To build a health system that reflects a greater focus on public health, equity, and integrated services, governments at all levels will need to embrace the variety of existing tools and create agencies to "pool and mix money." More exemptions are an example. The Medicaid waivers granted to North Carolina in late 2018 are a good example to consider in other states, as they have allowed it to create pilot programs for high-cost, high-risk target groups, and provide better case management than integrates clinical services with housing, food, transportation, and other services.

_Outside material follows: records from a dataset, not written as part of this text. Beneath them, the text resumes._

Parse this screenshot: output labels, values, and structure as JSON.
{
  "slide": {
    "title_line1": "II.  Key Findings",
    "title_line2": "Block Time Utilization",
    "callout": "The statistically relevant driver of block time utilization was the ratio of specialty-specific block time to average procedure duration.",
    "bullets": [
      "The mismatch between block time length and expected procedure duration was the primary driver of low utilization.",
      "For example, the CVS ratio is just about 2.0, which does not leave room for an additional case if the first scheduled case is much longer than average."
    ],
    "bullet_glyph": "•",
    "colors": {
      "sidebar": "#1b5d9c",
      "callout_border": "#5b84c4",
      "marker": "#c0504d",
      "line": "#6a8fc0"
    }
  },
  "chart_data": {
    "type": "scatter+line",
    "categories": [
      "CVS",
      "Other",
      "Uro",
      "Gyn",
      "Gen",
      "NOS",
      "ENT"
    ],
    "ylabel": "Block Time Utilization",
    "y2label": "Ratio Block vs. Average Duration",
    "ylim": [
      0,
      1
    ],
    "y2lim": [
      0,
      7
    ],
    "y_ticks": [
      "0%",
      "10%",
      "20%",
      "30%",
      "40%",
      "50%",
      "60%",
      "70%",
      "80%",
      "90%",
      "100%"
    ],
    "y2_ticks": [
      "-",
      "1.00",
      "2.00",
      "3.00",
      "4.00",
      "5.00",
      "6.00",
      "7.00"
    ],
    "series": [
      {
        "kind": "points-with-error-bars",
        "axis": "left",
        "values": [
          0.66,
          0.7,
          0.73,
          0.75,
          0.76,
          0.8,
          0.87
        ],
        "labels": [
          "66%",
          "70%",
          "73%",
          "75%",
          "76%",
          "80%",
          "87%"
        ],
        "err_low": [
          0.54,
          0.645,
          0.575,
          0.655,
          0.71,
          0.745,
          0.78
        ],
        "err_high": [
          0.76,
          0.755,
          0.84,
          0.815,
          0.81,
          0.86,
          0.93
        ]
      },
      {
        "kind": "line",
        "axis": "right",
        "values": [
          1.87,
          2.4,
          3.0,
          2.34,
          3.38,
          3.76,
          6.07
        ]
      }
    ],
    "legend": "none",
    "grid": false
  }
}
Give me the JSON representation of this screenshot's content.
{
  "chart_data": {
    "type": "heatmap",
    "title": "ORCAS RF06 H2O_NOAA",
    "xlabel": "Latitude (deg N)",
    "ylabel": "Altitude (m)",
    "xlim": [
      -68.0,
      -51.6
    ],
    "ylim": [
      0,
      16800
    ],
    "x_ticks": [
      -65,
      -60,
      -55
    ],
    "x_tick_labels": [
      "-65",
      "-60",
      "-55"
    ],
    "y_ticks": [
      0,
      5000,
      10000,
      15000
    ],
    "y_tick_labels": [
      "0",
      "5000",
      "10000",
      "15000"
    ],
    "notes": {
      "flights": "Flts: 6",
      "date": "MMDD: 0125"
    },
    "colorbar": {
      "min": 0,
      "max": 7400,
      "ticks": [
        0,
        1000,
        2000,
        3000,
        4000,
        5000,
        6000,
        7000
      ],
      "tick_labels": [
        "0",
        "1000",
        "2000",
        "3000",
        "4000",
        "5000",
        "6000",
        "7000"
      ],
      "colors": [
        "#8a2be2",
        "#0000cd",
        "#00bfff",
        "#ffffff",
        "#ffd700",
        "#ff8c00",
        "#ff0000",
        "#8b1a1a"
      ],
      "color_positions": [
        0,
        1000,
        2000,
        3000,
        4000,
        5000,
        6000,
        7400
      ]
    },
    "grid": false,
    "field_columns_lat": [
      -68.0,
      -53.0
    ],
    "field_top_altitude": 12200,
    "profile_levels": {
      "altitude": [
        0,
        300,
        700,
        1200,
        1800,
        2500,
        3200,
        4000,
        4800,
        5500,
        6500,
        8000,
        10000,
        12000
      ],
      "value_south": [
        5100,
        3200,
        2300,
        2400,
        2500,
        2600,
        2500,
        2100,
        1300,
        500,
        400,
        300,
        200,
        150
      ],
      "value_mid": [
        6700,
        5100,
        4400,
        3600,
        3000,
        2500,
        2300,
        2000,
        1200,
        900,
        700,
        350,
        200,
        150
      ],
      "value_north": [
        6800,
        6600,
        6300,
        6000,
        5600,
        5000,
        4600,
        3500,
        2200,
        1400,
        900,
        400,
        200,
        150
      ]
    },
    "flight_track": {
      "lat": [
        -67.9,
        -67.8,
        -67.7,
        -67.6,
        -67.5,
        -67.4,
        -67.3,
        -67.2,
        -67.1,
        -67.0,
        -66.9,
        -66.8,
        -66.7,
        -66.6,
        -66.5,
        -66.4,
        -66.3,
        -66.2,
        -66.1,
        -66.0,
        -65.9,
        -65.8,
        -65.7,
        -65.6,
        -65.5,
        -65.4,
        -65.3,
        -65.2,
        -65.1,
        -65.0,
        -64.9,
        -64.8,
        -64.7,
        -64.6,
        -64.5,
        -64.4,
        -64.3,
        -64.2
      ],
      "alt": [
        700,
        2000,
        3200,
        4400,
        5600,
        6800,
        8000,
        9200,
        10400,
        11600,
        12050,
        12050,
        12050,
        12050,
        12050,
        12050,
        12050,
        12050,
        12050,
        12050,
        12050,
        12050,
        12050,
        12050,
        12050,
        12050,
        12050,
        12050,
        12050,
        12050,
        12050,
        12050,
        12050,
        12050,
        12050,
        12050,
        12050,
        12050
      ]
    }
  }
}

One concern with federal exemptions is always that they reflect the administration's agenda at the time. For a stronger, more consistent, and lasting commitment to public health, Congress should consider an enhanced version of the concessions that my Brookings Institution colleague, Henry Aaron, and I proposed in 2004, in the context of expanding coverage. One of the characteristics of our proposal was to create a bipartisan concession body or commission, with members representing the states, as well as Congress and the administration. The committee will review state applications and propose, for urgent action in Congress, packages of state legislative changes to existing programs to allow states to pursue a national goal in a variety of ways. A relevant national goal today would certainly be an integrated service approach to improve public health and be more equitable in the United States.